Sin embargo, la bondad que aún residía en la perla, la dejo volver por unos momentos, unas horas, unos días que ya se agotaron.
—Sesshōmaru, quiero salir.
Él la miró fijamente antes de mirar a las personas, a sus amigos antes de que ellos asintieran, al parecer ya se habían dicho todo.
—¿A dónde quieres ir? —preguntó al sostenerla entre sus brazos, ella suspiró aliviada como si la presencia de él le calmara el alma.
—Quiero ir al Goshinboku, los cerezos ya deben estar floreciendo.
Él no dijo nada, pero se dirigió hacia ahí, los aldeanos que la veían se inclinaban con el dolor pintado en sus rostros; ella no lo mencionó, él tampoco, no hablaron hasta llegar a su destino.
—Es hermoso —dijo con voz suave, pero transmitiendo toda su alegría en ella.
—Como tú.
Ella rió.
—Gracias, aunque estás mintiendo, yo estoy marchita.
—La belleza es relativa, ¿has visto a una flor luchar contra el invierno?
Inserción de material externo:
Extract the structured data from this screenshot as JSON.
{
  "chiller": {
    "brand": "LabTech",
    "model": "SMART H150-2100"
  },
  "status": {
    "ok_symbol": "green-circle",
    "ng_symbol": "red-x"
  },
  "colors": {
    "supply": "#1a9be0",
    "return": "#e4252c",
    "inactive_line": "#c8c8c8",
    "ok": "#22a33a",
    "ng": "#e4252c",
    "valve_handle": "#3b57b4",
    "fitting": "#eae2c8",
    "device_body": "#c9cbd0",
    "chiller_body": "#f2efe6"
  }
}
Puede extinguirse, pero su lucha permanecerá por siempre en la mente de quien la vio intentar ir contra lo establecido.
Kagome se preguntó como tenía lágrimas aún después de haber llorado en los brazos de Sango y Kaede, porque no quería morir, no cuando sabía lo feliz que su futuro sería al lado de Sesshōmaru, no cuando la perla le mostró lo maravilloso que sería si no la destruía; ella quería ese mañana, quería amarlo hasta que doliera, hasta que los años de su vida se consumieran por el tiempo y no por un pago… pero, aún así, sabía que hizo lo correcto, sin embargo, no supo hasta qué grado le dolería estar de nuevo con Sesshōmaru.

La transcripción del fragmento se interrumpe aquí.